Aliás, tenho um comentário a fazer sobre a questão da internet no Brasil. Na matéria do Globo sobre a reunião política de Dilma com parlamentares, para arregimentar apoio às mudanças nas regras da caderneta de poupança, a presidenta menciona a “injusta tributação de produtos de primeira necessidade e o alto preço dos impostos de energia e serviços de comunicação.” Nos últimos meses, tenho lido várias notícias sobre avanço dos investimentos na área de internet e banda larga, incluindo aí o lançamento de um satélite de US$ 750 milhões, mas a divulgação dessas notícias tem deixado muito a desejar. Tanto que fica a suspeita no ar de que não são verdadeiras. Sugiro ao governo planejar um evento exclusivamente para anunciar os planos para a banda larga para os próximos anos. A maneira como foi anunciado o PNBL foi um desastre. O plano foi considerado medíocre pelos ativistas digitais e acabou provocando uma hostilidade muito grande contra o ministério da Comunicação e contra o governo Dilma.

*

Merval Pereira escreveu hoje um artigo cujo objetivo principal é blindar a revista Veja.

Trecho:

Mas, mesmo assim, ainda enfrentamos ameaça à liberdade de expressão, que se configura de diversas maneiras. No momento, ela se revela na tentativa, frustrada de início, de levar a grande imprensa representada pela revista “Veja” à investigação na CPI do Cachoeira.

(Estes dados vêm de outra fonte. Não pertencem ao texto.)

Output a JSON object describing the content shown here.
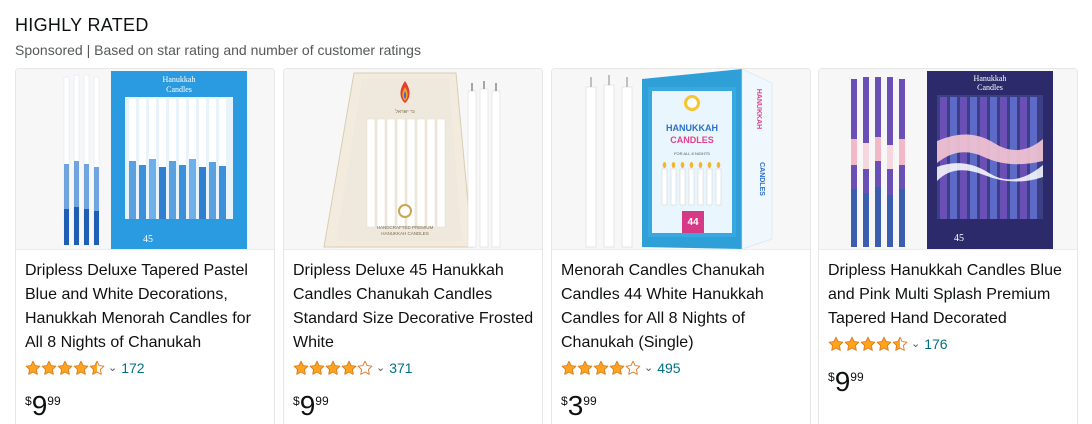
{
  "section": {
    "title": "HIGHLY RATED",
    "subtitle": "Sponsored | Based on star rating and number of customer ratings"
  },
  "colors": {
    "star": "#ffa41c",
    "link": "#007185",
    "muted": "#565959"
  },
  "products": [
    {
      "name": "Dripless Deluxe Tapered Pastel Blue and White Decorations, Hanukkah Menorah Candles for All 8 Nights of Chanukah",
      "rating": 4.5,
      "rating_count": "172",
      "price_symbol": "$",
      "price_whole": "9",
      "price_fraction": "99",
      "image_box_text": "Hanukkah Candles",
      "image_box_number": "45"
    },
    {
      "name": "Dripless Deluxe 45 Hanukkah Candles Chanukah Candles Standard Size Decorative Frosted White",
      "rating": 4.0,
      "rating_count": "371",
      "price_symbol": "$",
      "price_whole": "9",
      "price_fraction": "99",
      "image_box_text": "HANDCRAFTED PREMIUM HANUKKAH CANDLES"
    },
    {
      "name": "Menorah Candles Chanukah Candles 44 White Hanukkah Candles for All 8 Nights of Chanukah (Single)",
      "rating": 4.0,
      "rating_count": "495",
      "price_symbol": "$",
      "price_whole": "3",
      "price_fraction": "99",
      "image_box_text": "HANUKKAH CANDLES",
      "image_box_number": "44"
    },
    {
      "name": "Dripless Hanukkah Candles Blue and Pink Multi Splash Premium Tapered Hand Decorated",
      "rating": 4.5,
      "rating_count": "176",
      "price_symbol": "$",
      "price_whole": "9",
      "price_fraction": "99",
      "image_box_text": "Hanukkah Candles",
      "image_box_number": "45"
    }
  ]
}
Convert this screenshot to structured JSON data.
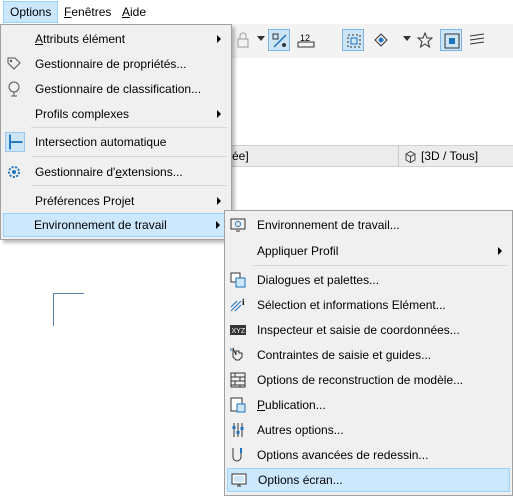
{
  "menubar": {
    "items": [
      {
        "label": "Options",
        "active": true
      },
      {
        "label": "Fenêtres",
        "active": false
      },
      {
        "label": "Aide",
        "active": false
      }
    ]
  },
  "toolbar": {
    "ruler_label": "12"
  },
  "tabstrip": {
    "left_label": "ée]",
    "tab_3d_label": "[3D / Tous]"
  },
  "options_menu": {
    "items": [
      {
        "label": "Attributs élément",
        "underline_index": 0,
        "submenu": true,
        "icon": "none"
      },
      {
        "label": "Gestionnaire de propriétés...",
        "underline_index": -1,
        "submenu": false,
        "icon": "tag-icon"
      },
      {
        "label": "Gestionnaire de classification...",
        "underline_index": -1,
        "submenu": false,
        "icon": "tree-icon"
      },
      {
        "label": "Profils complexes",
        "underline_index": -1,
        "submenu": true,
        "icon": "none"
      },
      {
        "label": "Intersection automatique",
        "underline_index": -1,
        "submenu": false,
        "icon": "intersection-icon"
      },
      {
        "label": "Gestionnaire d'extensions...",
        "underline_index": 14,
        "submenu": false,
        "icon": "extension-gear-icon"
      },
      {
        "label": "Préférences Projet",
        "underline_index": -1,
        "submenu": true,
        "icon": "none"
      },
      {
        "label": "Environnement de travail",
        "underline_index": -1,
        "submenu": true,
        "icon": "none",
        "highlighted": true
      }
    ]
  },
  "env_menu": {
    "items": [
      {
        "label": "Environnement de travail...",
        "icon": "monitor-settings-icon",
        "submenu": false
      },
      {
        "label": "Appliquer Profil",
        "icon": "none",
        "submenu": true
      },
      {
        "label": "Dialogues et palettes...",
        "icon": "palettes-icon",
        "submenu": false
      },
      {
        "label": "Sélection et informations Elément...",
        "icon": "selection-info-icon",
        "submenu": false
      },
      {
        "label": "Inspecteur et saisie de coordonnées...",
        "icon": "xyz-icon",
        "submenu": false
      },
      {
        "label": "Contraintes de saisie et guides...",
        "icon": "cursor-constraint-icon",
        "submenu": false
      },
      {
        "label": "Options de reconstruction de modèle...",
        "icon": "rebuild-bricks-icon",
        "submenu": false
      },
      {
        "label": "Publication...",
        "icon": "publish-icon",
        "submenu": false,
        "underline_index": 0
      },
      {
        "label": "Autres options...",
        "icon": "sliders-icon",
        "submenu": false
      },
      {
        "label": "Options avancées de redessin...",
        "icon": "redraw-icon",
        "submenu": false
      },
      {
        "label": "Options écran...",
        "icon": "screen-icon",
        "submenu": false,
        "highlighted": true
      }
    ]
  },
  "colors": {
    "highlight_bg": "#cce8ff",
    "highlight_border": "#99d1ff",
    "menu_bg": "#f0f0f0",
    "accent_blue": "#1e73be"
  }
}
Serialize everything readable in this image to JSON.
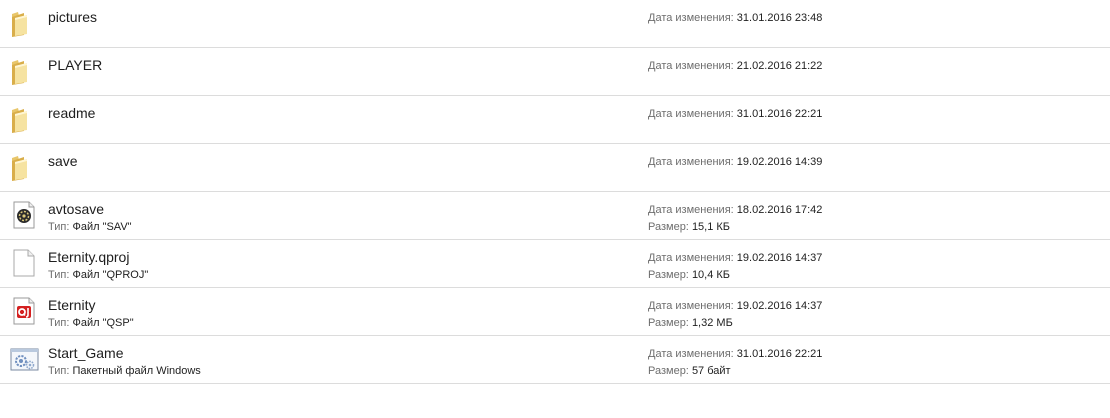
{
  "labels": {
    "date_label": "Дата изменения:",
    "type_label": "Тип:",
    "size_label": "Размер:"
  },
  "items": [
    {
      "name": "pictures",
      "icon": "folder-icon",
      "date": "31.01.2016 23:48"
    },
    {
      "name": "PLAYER",
      "icon": "folder-icon",
      "date": "21.02.2016 21:22"
    },
    {
      "name": "readme",
      "icon": "folder-icon",
      "date": "31.01.2016 22:21"
    },
    {
      "name": "save",
      "icon": "folder-icon",
      "date": "19.02.2016 14:39"
    },
    {
      "name": "avtosave",
      "icon": "sav-file-icon",
      "type": "Файл \"SAV\"",
      "date": "18.02.2016 17:42",
      "size": "15,1 КБ"
    },
    {
      "name": "Eternity.qproj",
      "icon": "blank-file-icon",
      "type": "Файл \"QPROJ\"",
      "date": "19.02.2016 14:37",
      "size": "10,4 КБ"
    },
    {
      "name": "Eternity",
      "icon": "qsp-file-icon",
      "type": "Файл \"QSP\"",
      "date": "19.02.2016 14:37",
      "size": "1,32 МБ"
    },
    {
      "name": "Start_Game",
      "icon": "batch-file-icon",
      "type": "Пакетный файл Windows",
      "date": "31.01.2016 22:21",
      "size": "57 байт"
    }
  ]
}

Os documentos surgidos até o momento, no entanto, nada revelam de transgressor no comportamento de seus profissionais, e todas as pseudoacusações se baseiam mais em ilações tiradas de versões do bicheiro e de seus asseclas do que em fatos comprovados.

Como diria aquele travesti, pohan! Não revelam nada de transgressor! Ora, há aí uma contradição gritante. Se não há nada de “transgressor”, porque o Globo jamais sequer menciona alguma coisa a respeito? Se um político governista solta um pum, o Globo diz que ele é detentor de armas de destruição em massa. Quando uma revista se associa a bandidos para queimar políticos adversários, são “pseudoacusações” e “ilações”.  É muito corporativismo! É assim que a mídia pensa em fazer “auto-regulação”?

O interessante no artigo de Merval é a imensa ironia de ver um dos prepostos da mídia se referir a governos populares, num tempo em que esses países vivem seus momentos mais intensamente democráticos de sua história, inclusive no sentido de inclusão social, como “ditaduras” ou “autoritários”. Quando houve efetivamente ditaduras, havia cópias desses mesmos prepostos dizendo que vivíamos numa democracia. Ou Merval acha que o Brasil esqueceu que o Globo, Folha e Estadão comemoraram o golpe de 64 como uma “vitória das forças democráticas”?  Relembrando: o título do editorial do Globo, no primeiro dia após o golpe, foi “Ressurge a Democracia“.